Poprosiłem, by zdjąć z porządku obrad ten projekt, przedstawiłem petycję podpisaną przez 99 osób – mieszkańców miasta i powiatu. Sygnatariusze petycji uważają, że taka nazwa podzieli i tak już skłóconych politycznie starogardzian. Owsiak opowiedział się jednoznacznie po stronie tuskoidów, został wykorzystany przez Tuska w nieudolnej i niekończącej się akcji pomocy powodzianom, ostatnio dowiedzieliśmy się, że fundację Owsiaka dofinansuje neo-Orlen a zarząd „niedobrego” Orlenu (za duże zyski dla Polski?!) zostanie aresztowany! Autorzy petycji proponowali, by nazwać rondo imieniem sanitariuszki Ewy i druha Witka. Ewa Matuszewska to legendarna sanitariuszka Powstania Warszawskiego a Witek Wetta był harcerzem wodniakiem ze Starogardu, który walczył w Powstaniu. Pocisk z niemieckiego czołgu urwał mu 26 września 1944 na Mokotowie obydwie nogi. Ewa odmówiła wykonania rozkazu ewakuacji, bo nie wyobrażała sobie, że można zostawić krwawiącego Witka samego. Przyszli Niemcy i zamordowali Witka, potem Ewę. W czasie ekshumacji w 1946 odkopano Ewę w Parku Dreszera, w zaciśniętej dłoni trzymała bandaż…
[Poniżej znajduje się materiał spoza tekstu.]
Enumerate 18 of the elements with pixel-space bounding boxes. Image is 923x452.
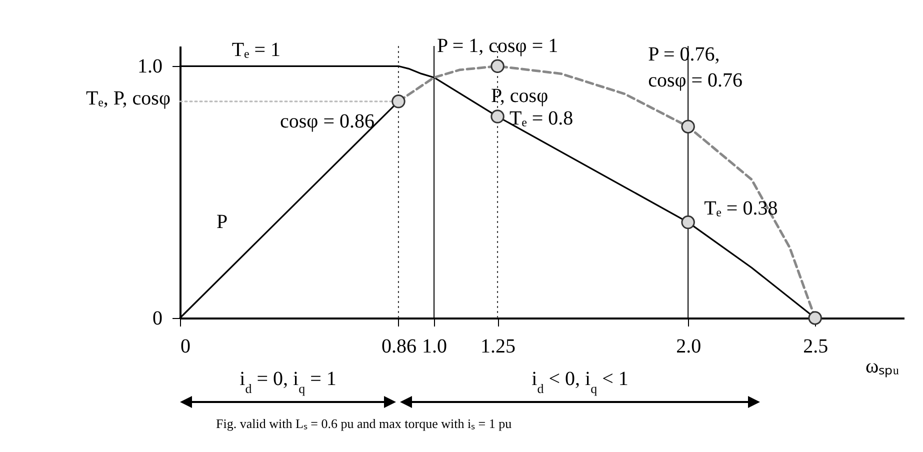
annotation: cosφ = 0.86 <box>280 110 374 132</box>
x-axis-title: ωₛₚᵤ <box>866 356 900 378</box>
x-tick-label: 1.25 <box>480 336 516 358</box>
text: i$_{d}$ < 0, i$_{q}$ < 1 <box>532 368 628 396</box>
series-label: P, cosφ <box>490 85 548 108</box>
annotation: Tₑ = 0.38 <box>704 197 778 220</box>
text: i$_{d}$ = 0, i$_{q}$ = 1 <box>240 368 336 396</box>
text: Fig. valid with Lₛ = 0.6 pu and max torque with iₛ = 1 pu <box>216 416 512 431</box>
annotation: P = 1, cosφ = 1 <box>436 35 558 58</box>
y-axis-title: Tₑ, P, cosφ <box>86 88 170 110</box>
x-tick-label: 2.0 <box>676 336 702 358</box>
x-tick-label: 0 <box>180 336 190 358</box>
series-label: P <box>216 211 228 233</box>
x-tick-label: 2.5 <box>803 336 828 358</box>
x-tick-label: 0.86 <box>381 336 416 358</box>
annotation: Tₑ = 1 <box>232 39 281 62</box>
x-tick-label: 1.0 <box>422 336 448 358</box>
annotation: Tₑ = 0.8 <box>510 108 574 130</box>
Radna Dorota Glanert przypomniała, że ponad rok czeka inna petycja (stu sygnatariuszy), by nazwać rondo imieniem Honorowych Dawców Krwi, których w Starogardzie mamy od lat wielu, ich bezcenny dar dla drugiego człowieka liczy się już w tysiącach litrów!
Nic nie pomogło. Betonowa koalicja PO – Nasz Starogard zagłosowała w 100% za Owsiakiem, dwie petycje w sumie 200 sygnatariuszy poszły na śmietnik! Nie powiedziałem tego głośno, ale cały czas myślałem o młodej wolontariuszce ze Starogardu, która zginęła w wypadku samochodowym, jadąc samochodem OSiR-u po tandetne serduszka w trudnych warunkach zimowych, jakby nie można było tych nalepek wysłać pocztą! Zmarła niedawno Marysia Malinowska ledwie ocaliła wtedy życie. Po co nam rondo WOŚP? Żeby przypominało tamtą tragedię? Albo ofiary śmiertelne chamskiego Woodstosku Owsiaka? WOŚP wydawał się na początku czymś pięknym i wielu z nas całym sercem zaangażowało się w tę akcję, ja również. Dopiero później otworzyły nam się oczy. Redaktor Piotr Wielgucki, znany z Internetu jako yutuber Matka Kurka, zwrócił nam uwagę, że pieniądze ze zbiórki płyną nie tylko na chamski, tonący w błocie Woodstock, ale i na prywatną firmę Złoty Melon, a procent środków ze zbiórki WOŚP, przeznaczony na cele niecharytatywne, jest wielokrotnie wyższy od tych, które odpisuje Caritas. Umówmy się więc, że w ulicach Pomorskiej i Pelplińskiej jest Rondo Caritasu – najbardziej zasłużonej w historii Polski organizacji charytatywnej – a nie Owsiaka! Przyjdzie czas, że formalnie zmienimy tę narzuconą nam przez PO nazwę.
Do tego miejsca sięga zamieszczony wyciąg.